Düsseldorf. NRW-Ministerpräsidentin Hannelore Kraft (SPD) will die Staatssekretärin im Sozial- und Integrationsministerium, Zülfiye Kaykin, entlassen. Sie werde dem Kabinett die Entlassung der SPD-Politikerin vorschlagen, kündigte Kraft an. Der Rauswurf ist eine Personalie mit drei Botschaften. Ein Kommentar.
Als die aus Duisburg stammende Deutsch-Türkin Zülfiye Kaykin im Frühjahr 2010 in das Schattenkabinett der damaligen Oppositionsführerin Hannelore Kraft eintrat, glaubte die SPD, eine „Expertin für den interkulturellen Dialog“ nominiert zu haben. Die mit dem Verdienstorden der Bundesrepublik dekorierte Vorzeigemigrantin sollte integrationspolitisches Angebot und sozialdemokratisches Aufstiegsversprechen gleichermaßen verkörpern.
Dreieinhalb Jahre später wirft Ministerpräsidentin Kraft nun ihre Staatssekretärin Kaykin mit einem dürren Vierzeiler raus – als erstes Kabinettsmitglied seit dem Regierungswechsel 2010 überhaupt. Es ist eine Personalie mit drei Botschaften.
Rot-Grün braucht einen Neuanfang in der Integrationspolitik
Erstens: Die Entlassung Kaykins ist richtig und unausweichlich. Eine Sozialstaatssekretärin, gegen die ein Strafbefehl wegen Sozialbetrugs beantragt wird, ist nicht länger tragbar. Wer als Regierungsmitglied auch gegen Schwarzarbeit kämpft, darf sich im beruflichen Vorleben nicht einmal in Grauzonen bewegt haben.

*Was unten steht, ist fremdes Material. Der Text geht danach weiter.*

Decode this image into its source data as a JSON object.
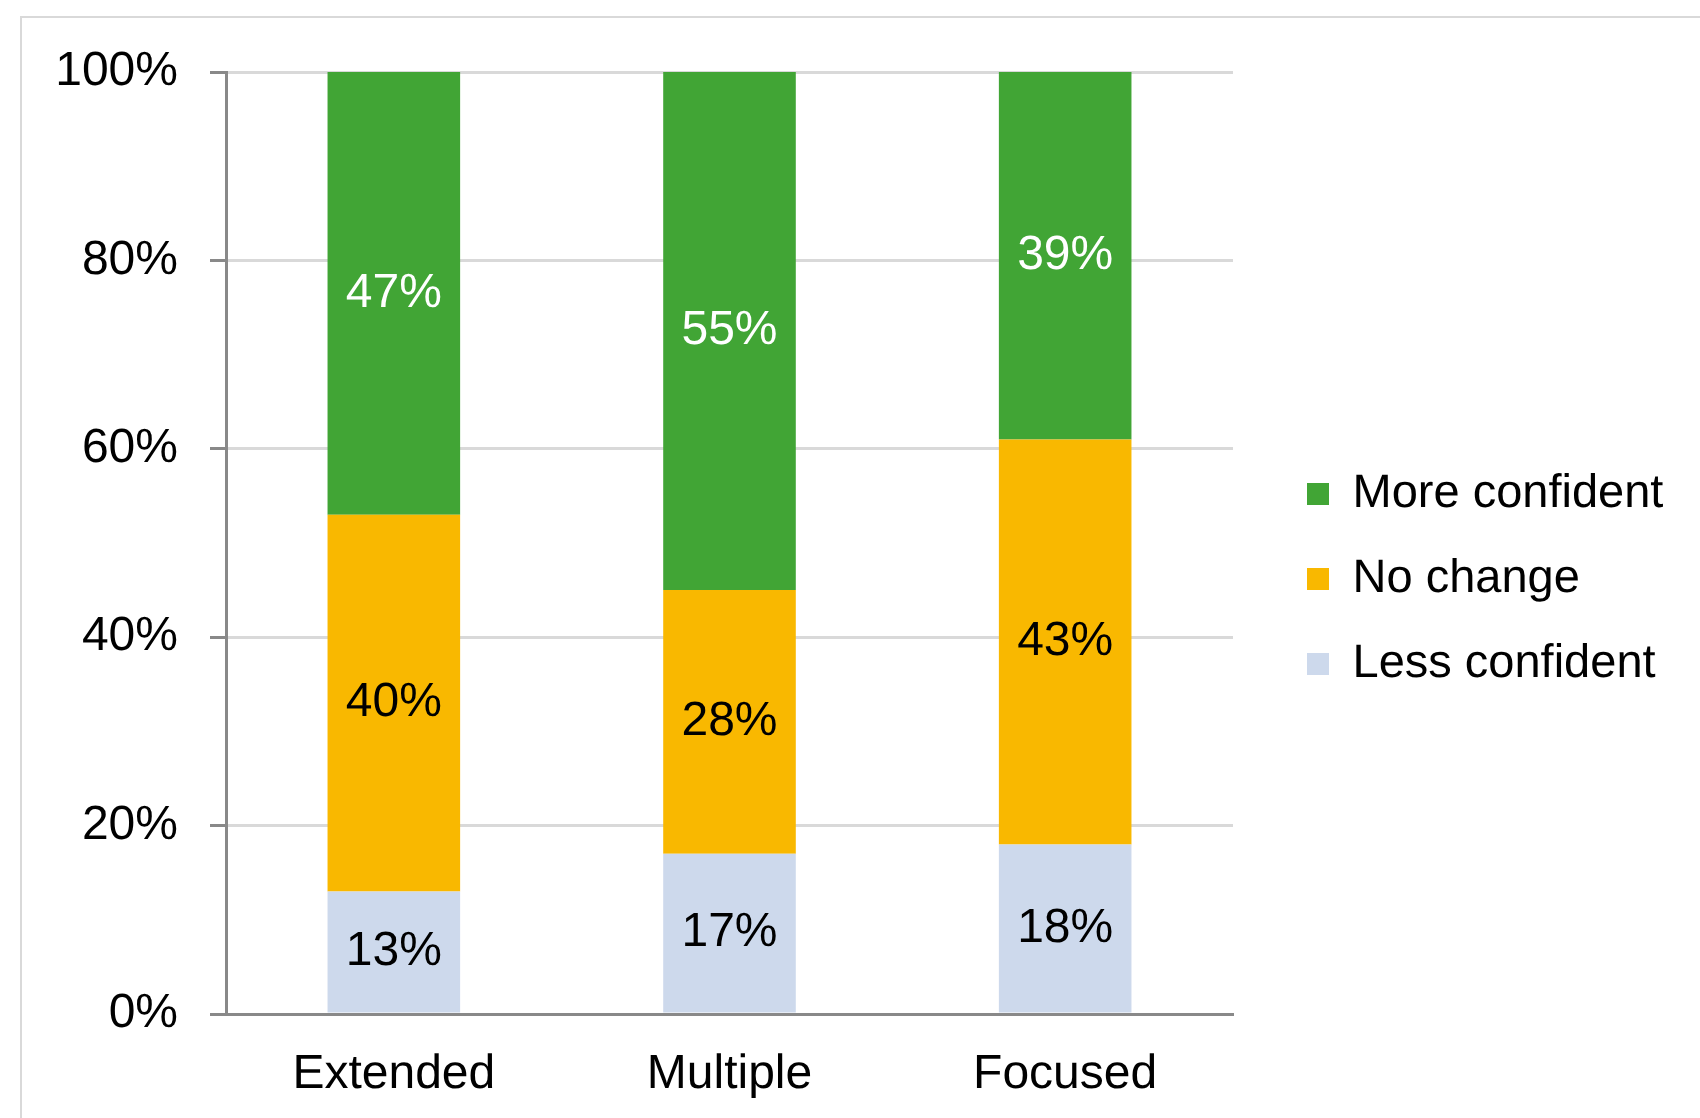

Zweitens: Die Toleranzgrenzen der Ministerpräsidentin sind ausgelotet. Kraft, die ihr Kabinett gerne duzt und herzt, ist im entscheidenden Moment zur gebotenen Härte fähig. Post von der Staatsanwaltschaft zwei Wochen vor der Bundestagswahl – da endet die Loyalität der „Chefin“, die während quälend langer Ermittlungen gegen Kaykin strapaziert wurde, plötzlich binnen Minuten. Der angeschlagene Medienstaatssekretär Marc-Jan Eumann, dem die Aberkennung des Doktortitels droht, sollte auf einen solchen Klimasturz gefasst sein.
Drittens: Rot-Grün braucht einen Neuanfang in der Integrationspolitik. Kaykin war öffentlich kaum wahrnehmbar. Die „Expertin für den interkulturellen Dialog“ schien vorwiegend mit Anwälten und Ermittlungsbehörden zu reden. Der formal für die Integrationspolitik zuständige Minister Guntram Schneider ist als rustikaler DGB-Mann eher ein Mann fürs Werkstor als für den Multikulti-Workshop. Die Asylbewerberdebatte in vielen Kommunen, der Kampf um Bildungschancen für junge Migranten oder der Streit ums Duisburger Roma-„Problemhaus“ brauchen endlich eine landespolitische Stimme, die gehört wird.